The first of those “new publications” seems to be a legitimate publication that apparently has nothing to do with what’s being promoted by this press release. Our impression is that it’s mentioned only give the appearance that the new self-published work is part of a trend. Therefore we’ll confine our attention to the real subject of this press release. Here are some excerpts, with bold added by us:

“Take On Darwin” is the fifth “book” published by science writer and web publisher Shaun Johnston under the imprint Evolved Self Publishing.

“Shaun”? This guy doesn’t even know how to spell his own name. We Googled for him, but found only references to someone in the movie industry. That doesn’t seem like the same man. Let’s read on:

It’s a “book” in the form of a website,, that readers update with their own contributions. Each of the site’s pages consists of a document to the left, with space for readers’ contributions to the right.

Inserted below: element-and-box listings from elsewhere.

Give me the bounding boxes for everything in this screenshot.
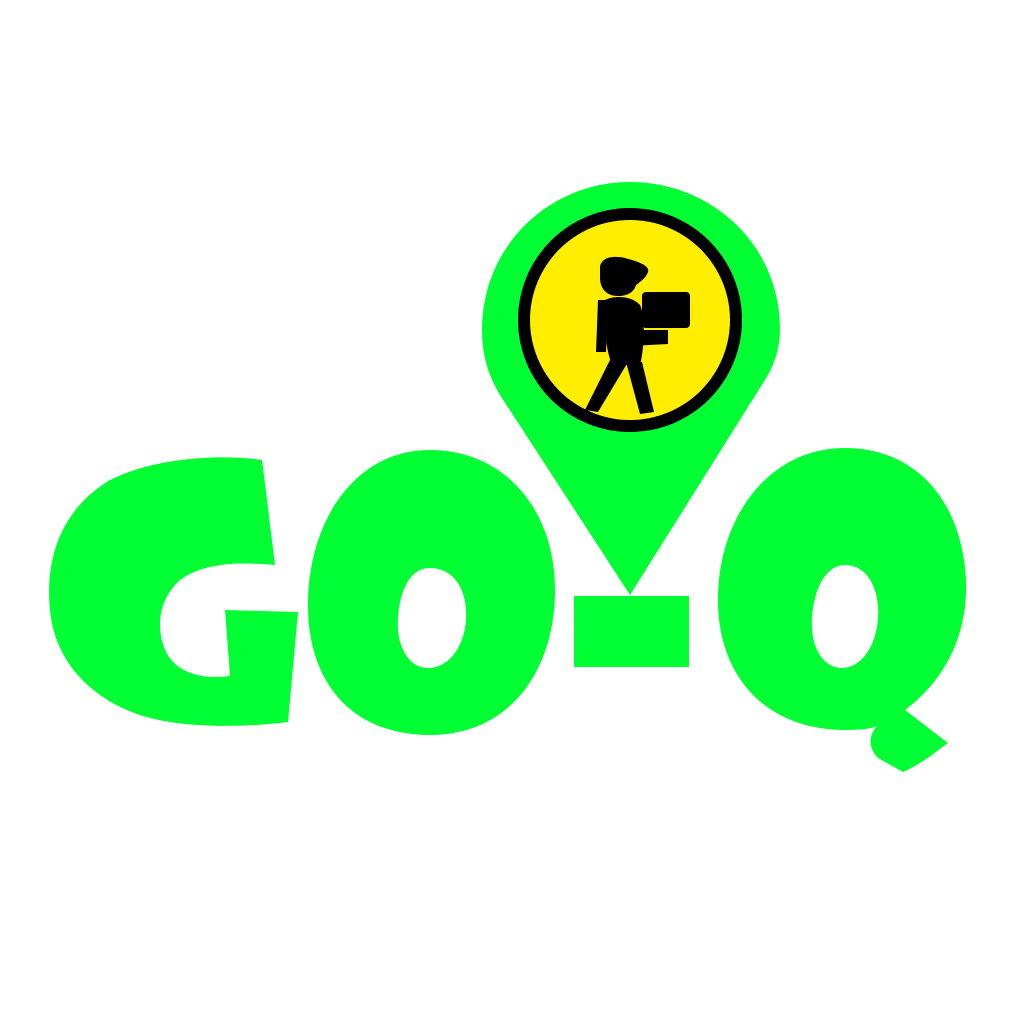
letter-o [307, 450, 555, 735]
hyphen [574, 596, 689, 667]
letter-g [49, 457, 298, 726]
letter-q [717, 448, 967, 772]
delivery-person-icon [585, 256, 690, 414]
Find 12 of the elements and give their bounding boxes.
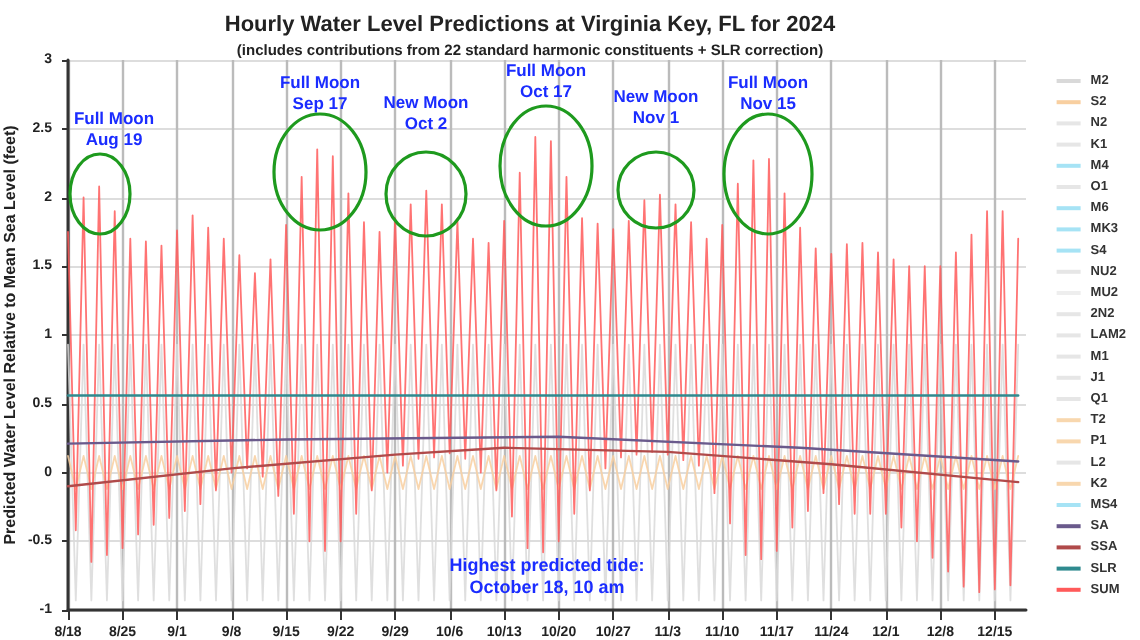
chart-title: Hourly Water Level Predictions at Virginia Key, FL for 2024 <box>224 13 837 37</box>
line-series <box>66 435 1020 463</box>
annotation: Full Moon Aug 19 <box>73 107 155 149</box>
line-series <box>67 136 1020 594</box>
annotation: Full Moon Sep 17 <box>279 71 361 113</box>
line-series <box>66 446 1020 488</box>
annotation: Highest predicted tide: October 18, 10 am <box>449 555 645 597</box>
annotation: Full Moon Oct 17 <box>505 59 587 101</box>
annotation: Full Moon Nov 15 <box>727 71 809 113</box>
annotation: New Moon Oct 2 <box>383 91 469 133</box>
y-axis-title: Predicted Water Level Relative to Mean Sea Level (feet) <box>1 124 19 545</box>
annotation: New Moon Nov 1 <box>613 85 699 127</box>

We haven’t bothered to visit that link. The press release continues:

Johnston invites the reader to travel back in time to when evolution was first discovered, before Charles Darwin arrived at his theory of natural selection, and come up with new theories better suited to the humanities. On the site’s home page he points out that almost all the early pioneers in evolutionary theory were humanities-trained (except, notably, for Lamarck).

Go for it, dear reader. If you’re not happy with the theory of evolution, then start all over and find something “better suited to the humanities.” Yes — that’s how science should be done!

Hey, your Curmudgeon has one already: Maybe we evolved so that we could take advantage of bathroom fixtures. You don’t like that one? Well, it was our first effort. Here’s more from the press release:

To get the ball rolling Johnston offers an update on Lamarck’s theory — the genome itself evolved to become intelligent, and that intelligence can literally think the specifications for new species back into its “brain,” creatures’ genes. Eventually it “thought” intelligence and conscious volition into us.

An intelligent genome! Why didn’t we think of that? At last, the intelligent designer has competition! Here’s the rest of it:

“For the humanities, coming up with new theories of evolution isn’t rocket science,” says Johnston, “nor need it involve creationism. It’s figuring out how creatures like us, with conscious free will, could have evolved.”

This is a great new intellectual endeavor. Good luck, “Shaun.” Your Curmudgeon salutes you.